Tidak hanya polisi, lanjut Frans, TNI yang memiliki fungsi sebagai alat pertahanan negara terhadap setiap bentuk ancaman militer dan ancaman bersenjata dari luar dan dalam negeri telah mempermalukan martabat TNI dengan ikut memukuli para massa aksi.
“Keterlibatan TNI dalam represifitas terhadap massa aksi juga menunjukan pola-pola Dwifungsi ABRI yang masih melekat dalam diri TNI dan pemerintah,” tutur Frans.
Frans berpendapat, jika praktik represif ini masih dilakukan, sangat mungkin akan memakan korban sampai jutaan korban.

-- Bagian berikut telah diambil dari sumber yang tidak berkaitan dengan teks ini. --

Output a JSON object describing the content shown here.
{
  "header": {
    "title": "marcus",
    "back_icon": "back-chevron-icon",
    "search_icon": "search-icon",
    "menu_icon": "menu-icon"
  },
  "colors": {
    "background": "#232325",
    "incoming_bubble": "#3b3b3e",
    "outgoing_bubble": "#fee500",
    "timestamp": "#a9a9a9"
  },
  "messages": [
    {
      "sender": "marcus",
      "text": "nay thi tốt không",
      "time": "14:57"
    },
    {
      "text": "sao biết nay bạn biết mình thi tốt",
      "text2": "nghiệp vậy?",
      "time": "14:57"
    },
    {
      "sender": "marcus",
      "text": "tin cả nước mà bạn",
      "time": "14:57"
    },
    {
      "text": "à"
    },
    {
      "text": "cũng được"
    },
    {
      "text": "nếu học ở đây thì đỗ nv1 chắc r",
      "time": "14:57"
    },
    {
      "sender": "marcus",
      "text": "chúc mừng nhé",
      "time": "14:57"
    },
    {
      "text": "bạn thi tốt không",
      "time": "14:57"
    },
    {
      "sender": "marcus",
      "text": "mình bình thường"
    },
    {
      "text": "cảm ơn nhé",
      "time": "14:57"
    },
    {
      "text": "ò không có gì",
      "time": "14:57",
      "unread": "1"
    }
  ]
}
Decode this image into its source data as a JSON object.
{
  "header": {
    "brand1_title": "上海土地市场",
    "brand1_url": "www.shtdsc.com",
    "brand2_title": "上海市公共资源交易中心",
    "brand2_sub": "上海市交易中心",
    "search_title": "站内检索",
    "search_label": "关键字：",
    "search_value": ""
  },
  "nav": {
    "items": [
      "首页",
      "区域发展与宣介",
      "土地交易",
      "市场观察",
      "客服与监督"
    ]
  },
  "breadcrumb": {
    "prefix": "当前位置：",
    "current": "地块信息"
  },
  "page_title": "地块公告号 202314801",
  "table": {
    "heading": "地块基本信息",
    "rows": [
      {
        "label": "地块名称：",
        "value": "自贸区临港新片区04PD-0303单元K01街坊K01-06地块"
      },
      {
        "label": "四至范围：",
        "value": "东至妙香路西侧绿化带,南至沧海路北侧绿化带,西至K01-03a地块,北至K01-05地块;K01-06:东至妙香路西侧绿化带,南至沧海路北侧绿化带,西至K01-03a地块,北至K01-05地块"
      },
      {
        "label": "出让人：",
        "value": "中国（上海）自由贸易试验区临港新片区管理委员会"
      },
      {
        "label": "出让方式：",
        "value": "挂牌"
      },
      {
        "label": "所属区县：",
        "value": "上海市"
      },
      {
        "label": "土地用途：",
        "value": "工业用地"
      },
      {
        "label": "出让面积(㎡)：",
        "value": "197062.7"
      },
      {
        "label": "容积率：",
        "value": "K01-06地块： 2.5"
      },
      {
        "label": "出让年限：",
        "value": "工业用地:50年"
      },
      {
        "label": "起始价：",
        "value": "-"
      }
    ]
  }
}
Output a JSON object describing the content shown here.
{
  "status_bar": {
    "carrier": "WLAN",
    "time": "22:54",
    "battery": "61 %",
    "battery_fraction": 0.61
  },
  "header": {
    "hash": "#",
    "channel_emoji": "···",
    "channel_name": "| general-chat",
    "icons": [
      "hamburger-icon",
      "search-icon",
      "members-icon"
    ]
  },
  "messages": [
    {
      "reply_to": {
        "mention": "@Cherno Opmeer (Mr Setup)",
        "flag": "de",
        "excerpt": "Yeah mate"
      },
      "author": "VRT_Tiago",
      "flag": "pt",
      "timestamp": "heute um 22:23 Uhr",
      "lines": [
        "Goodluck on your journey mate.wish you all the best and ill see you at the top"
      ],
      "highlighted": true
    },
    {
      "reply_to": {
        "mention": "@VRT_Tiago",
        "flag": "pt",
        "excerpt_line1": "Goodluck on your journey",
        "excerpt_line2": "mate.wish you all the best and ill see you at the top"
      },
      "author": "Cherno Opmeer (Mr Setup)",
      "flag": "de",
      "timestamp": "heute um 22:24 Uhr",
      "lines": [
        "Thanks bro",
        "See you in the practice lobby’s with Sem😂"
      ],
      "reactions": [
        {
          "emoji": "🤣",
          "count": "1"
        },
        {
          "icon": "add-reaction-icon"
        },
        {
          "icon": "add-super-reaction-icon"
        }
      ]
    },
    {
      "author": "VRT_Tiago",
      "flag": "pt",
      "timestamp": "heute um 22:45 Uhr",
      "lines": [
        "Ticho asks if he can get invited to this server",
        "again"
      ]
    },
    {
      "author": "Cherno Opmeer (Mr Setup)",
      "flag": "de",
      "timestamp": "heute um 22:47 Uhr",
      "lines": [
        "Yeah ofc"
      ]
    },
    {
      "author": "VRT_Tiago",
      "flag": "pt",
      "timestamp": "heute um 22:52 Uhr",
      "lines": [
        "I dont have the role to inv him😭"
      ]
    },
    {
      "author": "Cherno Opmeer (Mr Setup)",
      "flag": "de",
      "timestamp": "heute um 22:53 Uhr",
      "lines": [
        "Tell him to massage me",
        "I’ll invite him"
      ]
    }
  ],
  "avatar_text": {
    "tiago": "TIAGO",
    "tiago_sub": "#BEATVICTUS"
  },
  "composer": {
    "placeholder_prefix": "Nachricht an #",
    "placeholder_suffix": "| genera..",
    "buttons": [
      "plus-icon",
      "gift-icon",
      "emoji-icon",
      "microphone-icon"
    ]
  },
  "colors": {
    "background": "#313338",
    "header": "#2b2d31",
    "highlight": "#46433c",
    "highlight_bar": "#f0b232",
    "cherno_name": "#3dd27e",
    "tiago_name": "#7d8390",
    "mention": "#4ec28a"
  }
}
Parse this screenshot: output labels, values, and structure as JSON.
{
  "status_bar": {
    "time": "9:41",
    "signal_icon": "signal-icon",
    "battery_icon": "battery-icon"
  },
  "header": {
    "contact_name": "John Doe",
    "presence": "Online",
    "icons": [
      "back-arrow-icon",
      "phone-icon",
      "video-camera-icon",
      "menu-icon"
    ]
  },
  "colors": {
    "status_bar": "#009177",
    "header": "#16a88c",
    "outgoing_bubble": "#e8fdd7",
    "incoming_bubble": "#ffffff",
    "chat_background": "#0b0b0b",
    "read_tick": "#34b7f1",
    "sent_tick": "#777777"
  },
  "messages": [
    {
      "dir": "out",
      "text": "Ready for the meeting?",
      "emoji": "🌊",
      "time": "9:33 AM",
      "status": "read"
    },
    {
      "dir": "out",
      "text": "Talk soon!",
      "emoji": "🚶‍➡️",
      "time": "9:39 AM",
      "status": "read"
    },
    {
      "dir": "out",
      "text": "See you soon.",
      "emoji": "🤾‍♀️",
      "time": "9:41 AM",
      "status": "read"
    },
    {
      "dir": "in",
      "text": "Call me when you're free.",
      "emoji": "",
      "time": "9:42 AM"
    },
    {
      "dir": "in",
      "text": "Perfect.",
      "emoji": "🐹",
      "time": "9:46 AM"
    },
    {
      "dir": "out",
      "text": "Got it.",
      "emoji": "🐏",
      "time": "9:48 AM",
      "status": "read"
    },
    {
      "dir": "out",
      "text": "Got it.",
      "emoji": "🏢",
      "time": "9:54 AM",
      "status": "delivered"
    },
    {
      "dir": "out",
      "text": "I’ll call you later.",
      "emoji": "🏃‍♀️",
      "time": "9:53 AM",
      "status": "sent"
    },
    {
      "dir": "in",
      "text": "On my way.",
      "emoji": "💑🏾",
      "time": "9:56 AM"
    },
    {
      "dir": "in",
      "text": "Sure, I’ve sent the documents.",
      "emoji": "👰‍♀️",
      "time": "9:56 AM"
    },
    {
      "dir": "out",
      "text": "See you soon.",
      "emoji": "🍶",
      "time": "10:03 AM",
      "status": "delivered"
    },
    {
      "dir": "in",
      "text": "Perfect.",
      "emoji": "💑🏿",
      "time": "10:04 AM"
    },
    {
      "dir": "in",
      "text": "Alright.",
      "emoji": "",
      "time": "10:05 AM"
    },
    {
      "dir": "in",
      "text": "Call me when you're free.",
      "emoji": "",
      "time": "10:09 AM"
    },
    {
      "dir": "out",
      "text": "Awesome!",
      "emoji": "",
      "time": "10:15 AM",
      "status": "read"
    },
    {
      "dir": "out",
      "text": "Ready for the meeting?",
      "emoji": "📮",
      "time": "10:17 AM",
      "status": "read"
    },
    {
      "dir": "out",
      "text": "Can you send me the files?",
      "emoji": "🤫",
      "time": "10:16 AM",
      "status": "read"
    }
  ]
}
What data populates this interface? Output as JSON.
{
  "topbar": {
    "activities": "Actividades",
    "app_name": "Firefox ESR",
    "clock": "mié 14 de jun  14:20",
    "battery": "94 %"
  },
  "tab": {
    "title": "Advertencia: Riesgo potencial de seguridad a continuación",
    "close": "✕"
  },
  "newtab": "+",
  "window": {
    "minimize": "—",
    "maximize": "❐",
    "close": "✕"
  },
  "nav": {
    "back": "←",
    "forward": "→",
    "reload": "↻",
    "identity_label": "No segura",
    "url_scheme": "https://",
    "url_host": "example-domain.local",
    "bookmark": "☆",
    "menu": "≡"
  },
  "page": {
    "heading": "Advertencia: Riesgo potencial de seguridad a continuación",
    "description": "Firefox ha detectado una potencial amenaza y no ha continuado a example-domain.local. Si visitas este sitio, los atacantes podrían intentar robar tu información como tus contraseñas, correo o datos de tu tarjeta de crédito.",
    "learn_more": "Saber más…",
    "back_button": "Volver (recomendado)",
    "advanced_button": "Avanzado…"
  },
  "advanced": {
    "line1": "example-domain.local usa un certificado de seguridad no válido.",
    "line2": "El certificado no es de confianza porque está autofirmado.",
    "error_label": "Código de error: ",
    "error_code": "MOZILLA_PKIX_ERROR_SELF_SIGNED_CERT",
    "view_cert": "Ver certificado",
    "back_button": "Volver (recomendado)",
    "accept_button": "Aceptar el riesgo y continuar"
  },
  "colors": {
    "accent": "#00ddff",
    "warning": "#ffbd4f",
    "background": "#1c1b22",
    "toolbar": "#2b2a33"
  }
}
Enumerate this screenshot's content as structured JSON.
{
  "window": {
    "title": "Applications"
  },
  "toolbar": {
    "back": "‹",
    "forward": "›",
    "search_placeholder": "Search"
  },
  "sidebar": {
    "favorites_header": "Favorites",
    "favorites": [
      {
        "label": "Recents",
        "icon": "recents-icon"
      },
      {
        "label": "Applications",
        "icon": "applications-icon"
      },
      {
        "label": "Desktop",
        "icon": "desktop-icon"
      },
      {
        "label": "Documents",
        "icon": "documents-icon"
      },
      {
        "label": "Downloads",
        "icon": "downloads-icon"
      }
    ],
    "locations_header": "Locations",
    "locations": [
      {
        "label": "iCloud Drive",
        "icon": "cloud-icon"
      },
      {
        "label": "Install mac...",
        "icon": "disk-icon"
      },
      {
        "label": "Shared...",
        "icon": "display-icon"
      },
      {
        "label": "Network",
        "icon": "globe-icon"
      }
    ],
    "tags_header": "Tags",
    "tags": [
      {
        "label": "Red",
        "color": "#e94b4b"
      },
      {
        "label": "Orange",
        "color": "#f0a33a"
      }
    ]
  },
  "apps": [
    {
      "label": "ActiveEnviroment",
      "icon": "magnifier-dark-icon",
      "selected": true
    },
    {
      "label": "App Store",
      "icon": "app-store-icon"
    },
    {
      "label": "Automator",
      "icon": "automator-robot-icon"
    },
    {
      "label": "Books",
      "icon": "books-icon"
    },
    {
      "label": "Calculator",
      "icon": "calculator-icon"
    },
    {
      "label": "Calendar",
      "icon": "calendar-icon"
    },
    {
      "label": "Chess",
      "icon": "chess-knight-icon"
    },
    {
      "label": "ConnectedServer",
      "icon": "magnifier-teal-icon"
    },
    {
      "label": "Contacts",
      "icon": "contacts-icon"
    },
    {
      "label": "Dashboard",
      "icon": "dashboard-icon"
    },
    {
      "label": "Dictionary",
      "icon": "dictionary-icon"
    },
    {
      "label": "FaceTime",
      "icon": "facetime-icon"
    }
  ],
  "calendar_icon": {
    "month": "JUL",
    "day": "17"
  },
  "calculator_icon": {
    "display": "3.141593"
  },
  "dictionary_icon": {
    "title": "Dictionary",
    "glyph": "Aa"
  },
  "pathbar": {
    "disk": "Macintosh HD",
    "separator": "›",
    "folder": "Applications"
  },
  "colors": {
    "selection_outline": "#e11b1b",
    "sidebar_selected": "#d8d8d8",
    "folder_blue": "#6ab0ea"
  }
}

“Kami, Kamisan Semarang, mengecam represifitas yang dilakukan oleh Polisi dan TNI dan menuntut Kepolisian RI untuk menghentikan segala represifitas, pemukulan kepada massa aksi dan menghukum Polisi yang terlibat dalam pemukulan kepada massa aksi,” pungkas Frans.
Perlu diketahui, dilansir dari Kumparan (26/9), ada satu korban tewas terkena tembakan peluru saat demonstrasi menolak RKUHP dan revisi UU KPK di Kota Kendari, yaitu Randi (22) mahasiswa Fakultas Pertanian Universitas Halu Oleo.